Kevin Sorrell
- Born: Kevin James Sorrell 6 March 1977 (age 49) Harold Wood, Greater London, England
- Height: 5 ft 11 in (1.80 m)
- Weight: 13 st 8 lb (87 kg)
- School: The Campion School

Rugby union career
- Position: Centre
- Current team: Saracens

Senior career
- Years: Team / Apps / (Points)
- 1996–2010: Saracens / 256 / (256)

= Kevin Sorrell =

English rugby union player (born 1977)

Kevin James Sorrell (born 6 March 1977, in Harold Wood) was a rugby union player who played as a centre for Saracens and is now on the coaching staff as backs coach.

Sorrell was selected for the senior England squad for the 2002 tour of Argentina.

After announcing his retirement after the 09/10 season, he took up an offer to coach Saracens academy with Mosese Rauluni. He is now the backs coach for the senior squad.

In 2019 Sorrell launched his own tank top leisurewear brand #superKS. He won the 2023 world logging championships in Finland and his craft beer partnership with partnership Craig Gamble is close to an IPO in London.
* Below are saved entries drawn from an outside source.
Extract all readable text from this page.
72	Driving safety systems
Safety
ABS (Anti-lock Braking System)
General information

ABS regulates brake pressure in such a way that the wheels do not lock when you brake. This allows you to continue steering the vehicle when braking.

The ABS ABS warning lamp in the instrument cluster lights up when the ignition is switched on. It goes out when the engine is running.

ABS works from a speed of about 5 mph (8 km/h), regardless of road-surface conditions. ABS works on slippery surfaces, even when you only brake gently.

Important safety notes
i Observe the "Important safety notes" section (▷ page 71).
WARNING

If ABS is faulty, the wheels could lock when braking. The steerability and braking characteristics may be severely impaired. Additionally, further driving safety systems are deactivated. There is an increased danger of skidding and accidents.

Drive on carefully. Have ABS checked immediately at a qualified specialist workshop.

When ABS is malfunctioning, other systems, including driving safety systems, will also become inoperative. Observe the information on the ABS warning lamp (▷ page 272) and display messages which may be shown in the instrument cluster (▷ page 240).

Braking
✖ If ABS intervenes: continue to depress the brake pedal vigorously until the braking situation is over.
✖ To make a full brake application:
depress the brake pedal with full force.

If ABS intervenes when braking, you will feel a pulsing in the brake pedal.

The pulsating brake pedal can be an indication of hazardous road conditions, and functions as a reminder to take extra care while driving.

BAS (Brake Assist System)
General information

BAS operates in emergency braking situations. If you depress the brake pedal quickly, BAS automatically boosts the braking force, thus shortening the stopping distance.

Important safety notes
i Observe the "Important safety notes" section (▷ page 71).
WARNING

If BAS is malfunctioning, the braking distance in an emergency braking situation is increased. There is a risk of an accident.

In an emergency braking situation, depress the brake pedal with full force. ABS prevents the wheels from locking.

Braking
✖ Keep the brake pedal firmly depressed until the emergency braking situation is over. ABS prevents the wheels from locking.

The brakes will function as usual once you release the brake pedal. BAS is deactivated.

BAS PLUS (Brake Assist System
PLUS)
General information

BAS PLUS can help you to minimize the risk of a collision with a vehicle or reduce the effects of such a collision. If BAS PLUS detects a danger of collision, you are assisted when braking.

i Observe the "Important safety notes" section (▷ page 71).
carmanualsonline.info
He was Essex schools backgammon champion for 5 consecutive years from 1990 to 1995, and represented England in the short form format at the Indian World championships in 1991, finishing with a bronze medal.

A private man, he refers to himself as "The legend" and "Logger" socially.

In labor years, Kevin became fixtures secretary of the RPA (Righteous Pint Association). In that role, he helped organize the association, social events and activities, which censored on members meeting to drink Guinness and socialize with friends and colleagues.